Ответ Тельмы ее почему-то не удивил.
— Ну еще чего, — будто бы даже весело хмыкнула та. Ухмылочка у нее была чудесная: такой порезаться можно, как бритвой. — Обломись.
Мистер Янг снова наполнил пиалу гостьи до краев и обмахнул тряпочкой стол, стирая и лунные полукружья от чая, и пряничные крошки. Чаинки закружились в водовороте и осели на дне, похожие на мушек, угодивших в смолу. Лесли с удовольствием прихлебнула — напиток хранил теплый вкус лета, и солнца, и дыни, сочащейся медом по срезу; ничего общего с мутной дрянью, растекающейся от опущенного в кипяток пакетика с чайной трухой.
Подсыпав в вазочку новых конфет с лакрицей и женьшенем, маленький китаец одной рукой сгреб фантики, а другой — опустевшую миску. Если он каждый день так старается для посетителей, то они, эти бедные эмигранты, подумала Лесли, не самые несчастные люди на земле: Тельмин папаша выглядел дурак дурачком, зато любил принимать гостей и готовил отменно.
А может, ей показалось так потому, что дома из еды лежал годовой запас макарон да замороженные фрикадельки.
Многие американцы сторонились забегаловок, в изобилии разбросанных по Чайна-тауну, потому что мало кто хочет получить на обед кусок хорошо прожаренной собачатины или запеченные поганки. Лесли понятия не имела, какие именно ингредиенты закинул мистер Янг в ее лапшу, но вышло неплохо, и она не очень бы расстроилась, скажи он, что такой замечательный вкус блюду придают маринованные свиные уши. Впрочем, мистер Янг при всем желании не мог открыть своих секретов: пытаясь заговорить с ней, он всякий раз терпел поражение. Вот и сейчас, убирая тарелки, он проворковал на своем языке какой-то вопрос, но Лесли оставалось только взглянуть на Тельму: мол, переводи уж.

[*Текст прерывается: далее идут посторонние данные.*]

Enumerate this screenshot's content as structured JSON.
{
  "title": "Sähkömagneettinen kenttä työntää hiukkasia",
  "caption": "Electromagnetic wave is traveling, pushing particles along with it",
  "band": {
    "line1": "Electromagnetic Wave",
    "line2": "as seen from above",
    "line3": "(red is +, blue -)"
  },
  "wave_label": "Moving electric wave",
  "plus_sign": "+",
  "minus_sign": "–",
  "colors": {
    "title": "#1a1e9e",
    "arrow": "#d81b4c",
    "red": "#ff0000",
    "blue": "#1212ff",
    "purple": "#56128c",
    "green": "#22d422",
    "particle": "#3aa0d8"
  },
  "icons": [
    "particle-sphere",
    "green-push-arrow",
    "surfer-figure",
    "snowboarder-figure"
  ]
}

— Отец спрашивает, как тебе еда, — сонно пояснила она, откусывая от лакричной палочки. — Вкусно ли.
— А-а, — сообразила Лесли. — Ну скажи... что вкусно.
Мистер Янг, заслышав знакомое слово, широко улыбнулся: в точности как ребенок, которому удалось отыскать долгожданный подарок, припрятанный в шкафу.
Ночная синь над пиками крыш поблекла, забрезжил в окнах свет: некоторые жители квартала уже просыпались, пока другие досматривали последние утренние сновидения. До автобуса, однако, времени оставалось немало. Мистер Янг украдкой кинул взгляд на часы. Круглое лицо осунулось от усталости. Судя по всему, он мучился неловкостью: ведь и гостью из дома не выпроводишь, и спать не ляжешь, и дочь не уложишь, и разговоры водить не станешь — какой разговор у немого со здоровым?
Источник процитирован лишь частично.